Well, you can go out walking in jeans, t-shirt  and trainers but it’s not really advisable (although I’ve seen it on many occasions!) , however, you probably don’t need to spend a fortune on expensive kit, especially if you’re just starting out.

The weather, especially in Great Britain can be extremely changable and you can’t always rely on the forecasts. It’s not much fun being out in the middle of nowhere when you’re freezing cold and soaked.

Firstly, get a good pair of walking boots/shoes.
I currently use Haglofs Vertigo approach shoes  which are great for all but the most challenging terrain, for that I’ve got some old leather Brasher boots.
It’s always best to ‘break them in’ on some shorter walks before tackling a multi-dayer!

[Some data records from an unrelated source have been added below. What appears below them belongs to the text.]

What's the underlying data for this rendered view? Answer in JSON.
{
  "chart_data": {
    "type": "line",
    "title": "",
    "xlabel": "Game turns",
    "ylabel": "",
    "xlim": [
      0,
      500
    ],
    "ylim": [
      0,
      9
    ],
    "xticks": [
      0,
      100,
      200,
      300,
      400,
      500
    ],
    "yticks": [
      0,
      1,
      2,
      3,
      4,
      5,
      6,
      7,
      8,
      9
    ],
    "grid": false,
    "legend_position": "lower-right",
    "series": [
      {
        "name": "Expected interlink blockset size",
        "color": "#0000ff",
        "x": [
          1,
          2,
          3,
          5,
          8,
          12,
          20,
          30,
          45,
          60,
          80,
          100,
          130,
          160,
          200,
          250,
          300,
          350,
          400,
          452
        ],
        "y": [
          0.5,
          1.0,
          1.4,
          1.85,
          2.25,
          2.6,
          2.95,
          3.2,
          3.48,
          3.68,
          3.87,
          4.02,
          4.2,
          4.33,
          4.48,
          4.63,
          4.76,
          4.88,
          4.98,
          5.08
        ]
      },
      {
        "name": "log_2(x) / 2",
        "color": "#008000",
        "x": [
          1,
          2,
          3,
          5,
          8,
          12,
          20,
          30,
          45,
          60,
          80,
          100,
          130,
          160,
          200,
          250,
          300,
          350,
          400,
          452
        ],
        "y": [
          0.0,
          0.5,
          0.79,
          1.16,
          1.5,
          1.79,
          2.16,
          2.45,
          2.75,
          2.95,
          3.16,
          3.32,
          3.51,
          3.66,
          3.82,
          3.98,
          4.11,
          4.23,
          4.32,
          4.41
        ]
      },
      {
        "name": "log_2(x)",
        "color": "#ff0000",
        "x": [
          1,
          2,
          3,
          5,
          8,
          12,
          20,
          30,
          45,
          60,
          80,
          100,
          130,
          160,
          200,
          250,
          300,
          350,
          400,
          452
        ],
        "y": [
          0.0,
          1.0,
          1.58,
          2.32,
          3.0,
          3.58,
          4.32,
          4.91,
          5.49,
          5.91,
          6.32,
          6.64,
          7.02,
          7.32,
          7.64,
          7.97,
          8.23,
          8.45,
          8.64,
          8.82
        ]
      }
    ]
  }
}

There is a huge choice in jackets and there is a big different between waterproof and just showerproof.
Generally a softshell will cope with most weather but a hardshell is needed for more extreme downpours.
I use the Arc’teryx Beta LT hardshell.

Layering one of the best ways to keep warm Getting warm air trapped between several layers is better than just one thick jumper. A merino wool or SportWool base layer is a good place to start, you’ll want this to be reasonably tight fitting to help wicking.
My current ‘go to’ top is made by a local company, True Mountain.

A rucksack is useful for sticking everything you’ll need.
A day sack of around 20-30 litres is sufficient for most day trips and provides enough room for layers, hardshell, food and drink.
For multi day trips 50 – 70 is preferable.
I currently use a very old Lowe Alpine day sack (with some Vango dry sacks to keep my warm layers dry) and a Lowe Alpine 65 litre expandable to 75 ( reviews to follow!)

Food and drink is a must. I always take a Sawyer water filter as it’s so light and easy to carry. My meths burner and Alpkit mug are used for brewing a welcoming coffee during cooler days and night walks.

Finally, a map and compass. It may seem obvious but there have been several times when I’ve had to help people with ‘all the gear and no idea’ who’ve just headed off with no idea of a route!
A GPS device or a smartphone can be a useful addition, but you should never solely rely on them.